How do you change that perception? How do you re-energize employees? And how do you regain the confidence of Wall Street? This is where Pincus needs to stop and ask himself that toughest of questions: Can I turn this around? For a moment, he needs to put aside ego and pride, and carefully analyze the environment around himself.
I say he needs to do it because like many recent Internet companies that went public, Zynga structured the stock ownership to give Pincus majority control. Pincus has 50.15 percent control of the voting shares. That means, ultimately, he is the decider, and not the board. Though certainly, expect the board to have strong thoughts.
There is no easy answer. With the executive ranks thinned, it’s unclear if there would be an obvious internal replacement to be made from within. And luring someone from the outside, well, Zynga may not exactly be in a position to get the pick of the litter.
Aside from that, Pincus is part of a generation of entrepreneurs who have embraced the valley’s prevailing conventional wisdom, which says the biggest, most successful companies are driven by strong-willed founders. Pincus has been that. And for a long time, it seemed he had the right vision in terms of gaming and social media.
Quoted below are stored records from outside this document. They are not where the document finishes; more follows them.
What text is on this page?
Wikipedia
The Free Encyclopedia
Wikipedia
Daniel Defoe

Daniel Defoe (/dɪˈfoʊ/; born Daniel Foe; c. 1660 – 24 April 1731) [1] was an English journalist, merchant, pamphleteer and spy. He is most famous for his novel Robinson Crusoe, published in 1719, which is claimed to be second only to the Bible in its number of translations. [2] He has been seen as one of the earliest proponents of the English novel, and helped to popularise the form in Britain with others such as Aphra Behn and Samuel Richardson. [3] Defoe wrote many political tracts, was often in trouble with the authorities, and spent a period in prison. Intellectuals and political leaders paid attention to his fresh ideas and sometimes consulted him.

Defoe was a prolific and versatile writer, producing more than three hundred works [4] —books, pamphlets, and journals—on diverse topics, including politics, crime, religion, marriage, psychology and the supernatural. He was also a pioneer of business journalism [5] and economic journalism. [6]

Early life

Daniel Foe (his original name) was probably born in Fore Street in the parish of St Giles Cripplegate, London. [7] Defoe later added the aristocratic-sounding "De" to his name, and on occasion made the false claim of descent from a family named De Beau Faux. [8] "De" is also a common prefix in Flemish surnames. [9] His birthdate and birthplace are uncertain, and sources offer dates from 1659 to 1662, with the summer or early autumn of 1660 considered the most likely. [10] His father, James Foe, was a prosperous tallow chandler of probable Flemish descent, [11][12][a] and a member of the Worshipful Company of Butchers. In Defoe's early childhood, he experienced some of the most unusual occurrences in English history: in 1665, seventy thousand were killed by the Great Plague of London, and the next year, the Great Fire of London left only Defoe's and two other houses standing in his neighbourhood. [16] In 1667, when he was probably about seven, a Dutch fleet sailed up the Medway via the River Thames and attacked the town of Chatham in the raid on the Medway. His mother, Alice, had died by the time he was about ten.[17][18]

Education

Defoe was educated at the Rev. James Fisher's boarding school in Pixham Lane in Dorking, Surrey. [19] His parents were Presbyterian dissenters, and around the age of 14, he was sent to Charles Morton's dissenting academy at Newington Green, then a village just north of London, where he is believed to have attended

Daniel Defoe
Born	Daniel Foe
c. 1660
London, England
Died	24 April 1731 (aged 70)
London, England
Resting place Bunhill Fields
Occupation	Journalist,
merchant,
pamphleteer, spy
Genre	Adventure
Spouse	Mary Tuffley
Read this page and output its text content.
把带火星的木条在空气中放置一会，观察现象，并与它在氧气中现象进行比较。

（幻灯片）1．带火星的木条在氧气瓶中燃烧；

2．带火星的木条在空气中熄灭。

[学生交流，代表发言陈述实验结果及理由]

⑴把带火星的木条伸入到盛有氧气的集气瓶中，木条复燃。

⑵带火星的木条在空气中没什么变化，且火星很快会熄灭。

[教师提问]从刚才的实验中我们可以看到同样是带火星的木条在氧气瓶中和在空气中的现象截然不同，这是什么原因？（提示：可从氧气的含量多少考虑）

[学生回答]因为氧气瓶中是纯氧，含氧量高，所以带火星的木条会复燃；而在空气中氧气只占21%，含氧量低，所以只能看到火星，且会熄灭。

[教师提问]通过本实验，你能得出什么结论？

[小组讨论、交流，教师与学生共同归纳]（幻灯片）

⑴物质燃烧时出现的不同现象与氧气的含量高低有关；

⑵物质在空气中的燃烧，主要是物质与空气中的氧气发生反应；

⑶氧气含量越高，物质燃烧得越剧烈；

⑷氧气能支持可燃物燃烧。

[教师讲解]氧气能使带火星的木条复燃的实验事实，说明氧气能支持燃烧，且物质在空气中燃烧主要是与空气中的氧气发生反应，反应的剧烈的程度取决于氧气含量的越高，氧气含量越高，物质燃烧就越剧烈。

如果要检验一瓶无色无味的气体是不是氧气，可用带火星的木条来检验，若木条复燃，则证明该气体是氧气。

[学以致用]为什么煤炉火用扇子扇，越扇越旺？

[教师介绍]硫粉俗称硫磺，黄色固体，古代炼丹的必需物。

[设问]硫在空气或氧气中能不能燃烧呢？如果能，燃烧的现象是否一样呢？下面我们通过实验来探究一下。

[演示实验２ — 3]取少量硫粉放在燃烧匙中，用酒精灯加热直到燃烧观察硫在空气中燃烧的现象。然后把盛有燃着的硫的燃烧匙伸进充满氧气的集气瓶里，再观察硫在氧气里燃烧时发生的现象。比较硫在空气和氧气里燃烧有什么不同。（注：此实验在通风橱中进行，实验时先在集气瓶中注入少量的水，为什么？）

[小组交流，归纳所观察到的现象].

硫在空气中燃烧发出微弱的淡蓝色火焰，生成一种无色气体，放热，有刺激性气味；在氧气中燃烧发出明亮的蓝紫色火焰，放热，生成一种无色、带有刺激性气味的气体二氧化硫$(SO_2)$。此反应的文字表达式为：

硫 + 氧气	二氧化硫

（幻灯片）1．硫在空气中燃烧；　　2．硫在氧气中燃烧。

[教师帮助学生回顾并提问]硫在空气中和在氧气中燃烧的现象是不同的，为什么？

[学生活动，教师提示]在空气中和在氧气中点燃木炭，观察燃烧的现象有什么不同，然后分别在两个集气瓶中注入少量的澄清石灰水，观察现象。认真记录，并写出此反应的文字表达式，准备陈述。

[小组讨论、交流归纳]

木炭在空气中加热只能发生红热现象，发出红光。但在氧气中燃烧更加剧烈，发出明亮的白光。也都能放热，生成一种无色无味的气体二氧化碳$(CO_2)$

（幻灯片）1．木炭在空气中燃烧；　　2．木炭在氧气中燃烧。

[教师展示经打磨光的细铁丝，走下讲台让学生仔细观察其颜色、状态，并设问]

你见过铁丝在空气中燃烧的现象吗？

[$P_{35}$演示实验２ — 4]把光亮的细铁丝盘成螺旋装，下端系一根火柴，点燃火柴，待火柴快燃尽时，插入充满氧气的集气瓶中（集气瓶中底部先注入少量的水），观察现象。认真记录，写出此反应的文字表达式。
Of course, there is a compromise to consider here. Pincus is also chair of Zynga. He could transition into an executive chairman role, while bringing in some else to be CEO. Though it’s unclear if he would be remotely interested, it’s worth noting that Kleiner Perkins partner and EA founder Bing Gordon serves on the Zynga board, making him someone who would have deep familiarity with the company.
But that’s getting ahead of things. For now, Zynga is in serious trouble. Is Pincus the right one to turn things around? Does he have a plan or vision for snapping the downward spiral? Only he can answer. But it’s a question he can no longer avoid.